One side was built on the shore and the other was built on a cribbing on the water. The cribbing was built of cedar beams in the form of a lattice box. Rocks were placed inside the box to sink it into the water. The cribbing was most likely built in the winter then sunk in the summer when the water thawed.

The placement of the building allowed a slip to be made on the first floor into which a boat could be slid into the river. The remainder of the two story building was to be used as the workshop. On the second floor in the back bedroom there is a door. Benjamin Kirker Jr. put this door in with the idea that he would install a ramp to run from the hillside where the top of the concrete steps are to this door in order to bring in materials and supplies.

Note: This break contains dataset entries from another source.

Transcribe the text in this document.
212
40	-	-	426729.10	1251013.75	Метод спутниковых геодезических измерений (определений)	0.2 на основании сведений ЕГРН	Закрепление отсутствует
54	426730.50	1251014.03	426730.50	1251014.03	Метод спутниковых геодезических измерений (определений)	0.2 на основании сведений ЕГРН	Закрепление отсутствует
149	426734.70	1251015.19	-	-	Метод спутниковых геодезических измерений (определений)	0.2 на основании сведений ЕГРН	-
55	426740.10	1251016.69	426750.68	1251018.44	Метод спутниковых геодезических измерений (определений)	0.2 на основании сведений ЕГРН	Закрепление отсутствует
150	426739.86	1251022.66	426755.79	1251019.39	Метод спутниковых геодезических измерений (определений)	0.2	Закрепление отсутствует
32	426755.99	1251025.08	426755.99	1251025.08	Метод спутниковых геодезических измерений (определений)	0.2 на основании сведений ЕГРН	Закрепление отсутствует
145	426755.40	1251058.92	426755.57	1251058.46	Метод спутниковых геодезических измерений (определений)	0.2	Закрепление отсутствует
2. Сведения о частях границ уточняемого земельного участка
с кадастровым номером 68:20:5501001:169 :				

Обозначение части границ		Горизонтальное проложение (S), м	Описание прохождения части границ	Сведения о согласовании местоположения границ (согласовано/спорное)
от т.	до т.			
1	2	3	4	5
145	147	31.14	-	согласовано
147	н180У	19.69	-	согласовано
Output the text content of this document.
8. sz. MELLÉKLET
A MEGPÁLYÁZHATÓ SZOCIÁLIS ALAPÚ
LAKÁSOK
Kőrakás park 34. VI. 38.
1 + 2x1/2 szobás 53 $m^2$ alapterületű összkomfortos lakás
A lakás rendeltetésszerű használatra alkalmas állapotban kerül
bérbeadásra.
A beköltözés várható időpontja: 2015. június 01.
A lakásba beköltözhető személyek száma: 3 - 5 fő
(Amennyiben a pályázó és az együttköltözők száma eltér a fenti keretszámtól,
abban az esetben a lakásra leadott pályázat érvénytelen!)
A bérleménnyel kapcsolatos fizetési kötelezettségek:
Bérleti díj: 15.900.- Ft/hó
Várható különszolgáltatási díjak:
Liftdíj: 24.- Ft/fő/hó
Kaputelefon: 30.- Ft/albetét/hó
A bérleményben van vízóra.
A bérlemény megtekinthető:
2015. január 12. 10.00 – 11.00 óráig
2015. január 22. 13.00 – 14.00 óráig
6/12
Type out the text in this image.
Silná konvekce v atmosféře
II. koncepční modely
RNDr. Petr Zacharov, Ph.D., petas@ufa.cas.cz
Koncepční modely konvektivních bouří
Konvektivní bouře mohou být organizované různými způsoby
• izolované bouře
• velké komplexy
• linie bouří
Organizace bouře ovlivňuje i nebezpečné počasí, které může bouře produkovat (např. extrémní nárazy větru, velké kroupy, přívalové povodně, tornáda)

This ramp was never built. Instead the door directly underneath it is used.

In the back of the Lower Cottage, there is a porch. this porch is next to what was originally the boat entrance. The door to this porch is also original to the cottage, but until the 1960’s it opened only onto the rocks upon which the porch pilings now sit.

Upper Cottage

When my Grandfather, Robert Kirker Cross, retired in 1982, he sold his house in Spencerport, bought a retirement home in Florida, and decided to build a modern cottage at Kirker Point. Being the engineer, and RIT grad he was, he modified a standard design and supervised the construction crew himself. It was built in 1984. The building is a split-level, A-frame, built against the rocks, with two bedrooms and one bath.

The Lower Cottage circa 1960 The Lower Cottage circa 1960
Pictures of the Lower Cottage from the 1960s.
Upper Cottage
A picture of the front of the Upper Cottage from 2000.